Freqüentemente, durante as partidas de dominó, o Amadeu conversava com os amigos sobre vários assuntos e a discussão sobre a dificuldade com os eletrônicos sempre vinha à tona.
- Vocês viram o celular novo que eu ganhei de aniversário de casamento? Tem até MP3.
- Que coisa é essa Carlos? MP3? – pergunta o Amadeu curioso.
- É um sistema pra tocar músicas. Você grava no computador as músicas que você quer ouvir, e depois transfere pro celular. Pra ouvir é só por esses fonezinhos aqui ó.
- Ah, lembrei! A Flavinha já tinha me mostrado um radinho que ela tem com esse tal MP3. Mas assim no celular eu nunca tinha visto não.
- É coisa de tecnologia né Amadeu! Você nunca ouviu falar? Computador você conhece, né?
- Claro que sim né Carlos! Mas o que tinha lá em casa a Flavinha levou embora quando foi morar com aquele mané. E eu nunca mexi. Nem sei como funciona! Mas vem cá, e esse telefone aí? Faz ligação também ou só toca música?
- Se por crédito faz normal, mas ainda não carreguei não.

Amadeu ficou encantado com a novidade. Um celular que toca música no fonezinho, quem diria.

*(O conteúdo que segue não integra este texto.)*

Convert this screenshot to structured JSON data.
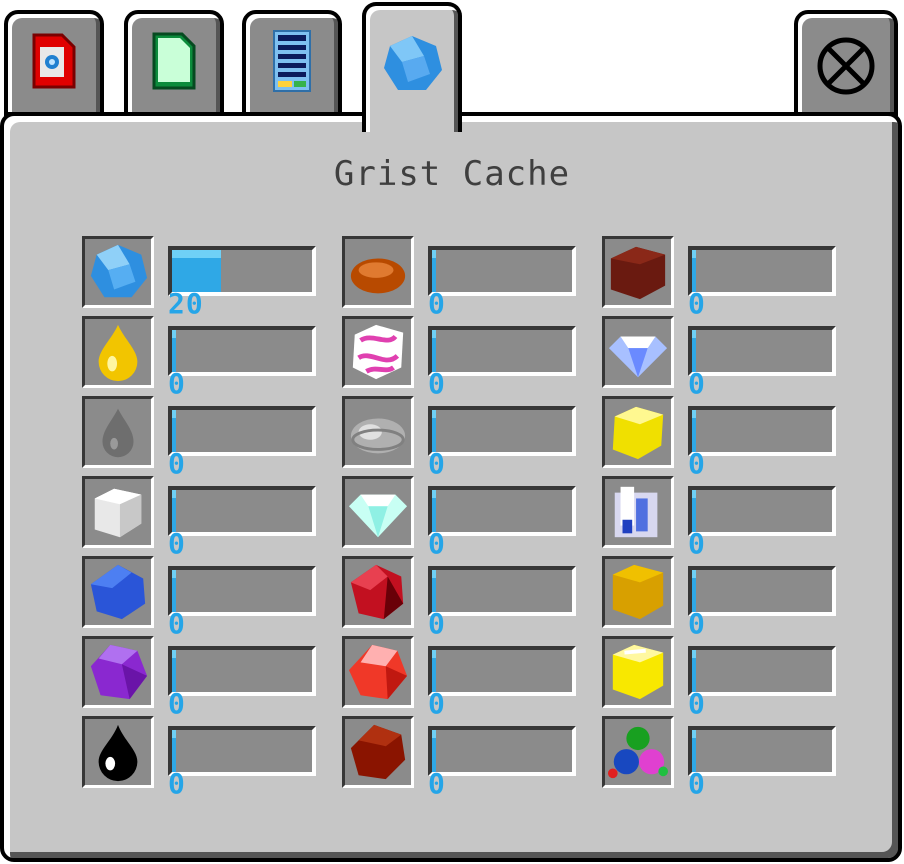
{
  "title": "Grist Cache",
  "tabs": [
    {
      "name": "captchalogue-tab",
      "icon": "red-document-icon"
    },
    {
      "name": "sylladex-tab",
      "icon": "green-document-icon"
    },
    {
      "name": "tower-tab",
      "icon": "building-icon"
    },
    {
      "name": "grist-cache-tab",
      "icon": "build-grist-icon",
      "active": true
    }
  ],
  "close_icon": "close-icon",
  "grist": [
    {
      "id": "build",
      "icon": "build-grist-icon",
      "amount": "20",
      "fill": 0.35
    },
    {
      "id": "amber",
      "icon": "amber-grist-icon",
      "amount": "0",
      "fill": 0
    },
    {
      "id": "artifact",
      "icon": "artifact-grist-icon",
      "amount": "0",
      "fill": 0
    },
    {
      "id": "chalk",
      "icon": "chalk-grist-icon",
      "amount": "0",
      "fill": 0
    },
    {
      "id": "cobalt",
      "icon": "cobalt-grist-icon",
      "amount": "0",
      "fill": 0
    },
    {
      "id": "amethyst",
      "icon": "amethyst-grist-icon",
      "amount": "0",
      "fill": 0
    },
    {
      "id": "tar",
      "icon": "tar-grist-icon",
      "amount": "0",
      "fill": 0
    },
    {
      "id": "caulk",
      "icon": "caulk-grist-icon",
      "amount": "0",
      "fill": 0
    },
    {
      "id": "marble",
      "icon": "marble-grist-icon",
      "amount": "0",
      "fill": 0
    },
    {
      "id": "shale",
      "icon": "shale-grist-icon",
      "amount": "0",
      "fill": 0
    },
    {
      "id": "diamond",
      "icon": "diamond-grist-icon",
      "amount": "0",
      "fill": 0
    },
    {
      "id": "iodine",
      "icon": "iodine-grist-icon",
      "amount": "0",
      "fill": 0
    },
    {
      "id": "ruby",
      "icon": "ruby-grist-icon",
      "amount": "0",
      "fill": 0
    },
    {
      "id": "garnet",
      "icon": "garnet-grist-icon",
      "amount": "0",
      "fill": 0
    },
    {
      "id": "rust",
      "icon": "rust-grist-icon",
      "amount": "0",
      "fill": 0
    },
    {
      "id": "mercury",
      "icon": "mercury-grist-icon",
      "amount": "0",
      "fill": 0
    },
    {
      "id": "sulfur",
      "icon": "sulfur-grist-icon",
      "amount": "0",
      "fill": 0
    },
    {
      "id": "quartz",
      "icon": "quartz-grist-icon",
      "amount": "0",
      "fill": 0
    },
    {
      "id": "uranium",
      "icon": "uranium-grist-icon",
      "amount": "0",
      "fill": 0
    },
    {
      "id": "zillium",
      "icon": "zillium-grist-icon",
      "amount": "0",
      "fill": 0
    },
    {
      "id": "gold",
      "icon": "gold-grist-icon",
      "amount": "0",
      "fill": 0
    }
  ],
  "colors": {
    "panel": "#c6c6c6",
    "slot": "#8b8b8b",
    "amount_text": "#25a5e8",
    "title_text": "#3f3f3f"
  }
}
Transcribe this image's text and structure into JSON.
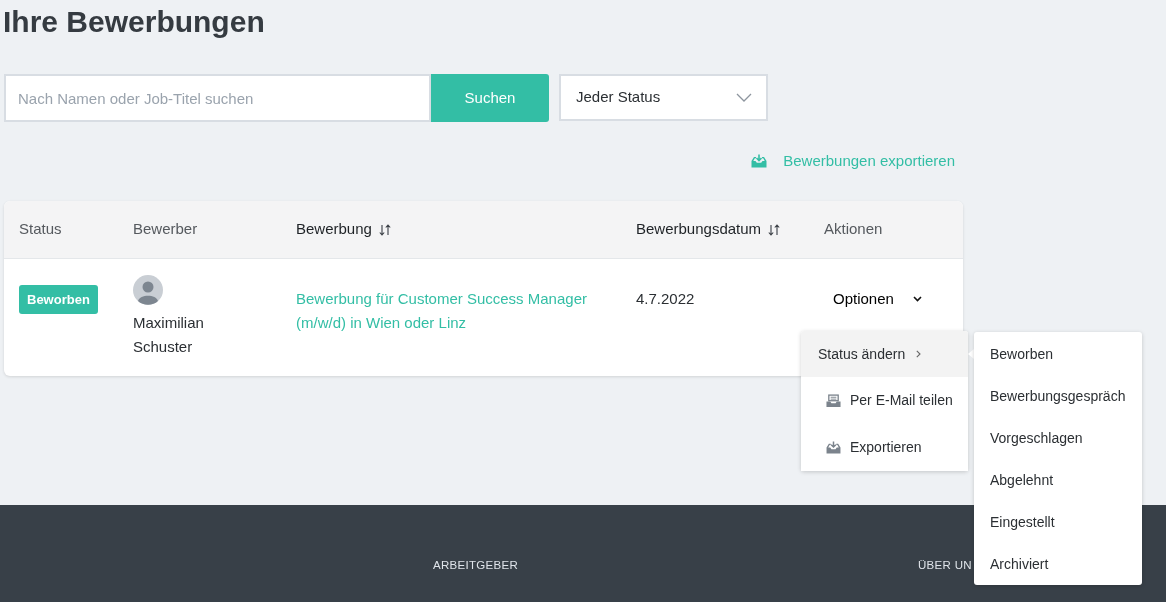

Ele achou o máximo! “Mas e se tocar o telefone, como vou saber? E pra atender? Tem que desligar a música?” Melhor deixar pra lá. Outra hora ele pergunta pro Carlos , aliás, não tinha nem computador em casa. E outra, também não podia ficar mostrando pros amigos em plena mesa de dominó, que não sabe o que é MP3. Basta os “micos” que a Marilda fazia ele pagar.
No outro dia, na caminhada, eis que o Carlos aparece com o tal celular e seus fonezinhos.
- E aí Carlos, vai caminhar assim com esse troço ai pendurado?
- Claro! Enquanto caminho, ouço um Paulinho da Viola de primeira! Nem vou lembrar das safenas que carrego aqui no peito.
O Amadeu então resolve que daquele dia em diante ia se inteirar completamente sobre essas coisas modernas. Não podia, mesmo com essa idade, deixar de saber delas. Ainda mais depois daquela manhã em que não conseguiu conversar com o com o amigo enquanto caminhava, sentiu-se muito só, ao contrário do amigo que tinha arranjado um novo companheiro – o tal celular com MP3.
A primeira providencia que tomou após o banho, foi ligar - do celular - pra Flavinha.
- Oi filha, tudo bem?
- Diga pai. Que surpresa é essa? Aconteceu alguma coisa?
- Não. É que resolvi comprar um computador e queria uma opinião sua.
- Mas pai, o senhor não sabe ligar nem a TV direito! O que te deu?
- Ah, Flávia, não dá pra ficar desatualizado né? E outra, cansei de ficar jogando dominó o dia inteiro.
- Olha só o pai! É assim que se fala!
- Você me ajuda então filha?
- Pode deixar. Semana que vem vou arrumar um tempinho pra ir aí, e conversamos tá?
- Tá bom filha.
- Tchau, beijo. Dá um beijo na mãe.
- Dou sim. Tchau!
E desligou o celular. Ficou olhando pro aparelho assim com jeito de quem queria desmontá-lo pra saber o que tinha lá dentro. Queria desvendar os segredos da tecnologia. Bendito MP3!
Pronto. O primeiro passo tava dado. Agora vinha a parte mais difícil: convencer a Marilda de incluir mais uma despesa nas contas do mês. O computador tinha que ser financiado né? Afinal, benefício de aposentado é aquela coisa!

10/07/2009

IMPACIÊNCIA TOLERADA


Uma amiga esses dias me contou a seguinte história:

“Pensei que era porque eu era mulher, mas prestando bem atenção, percebi que não acontece só comigo não, graças à Deus! A coisa é generalizada, e acontece com qualquer um.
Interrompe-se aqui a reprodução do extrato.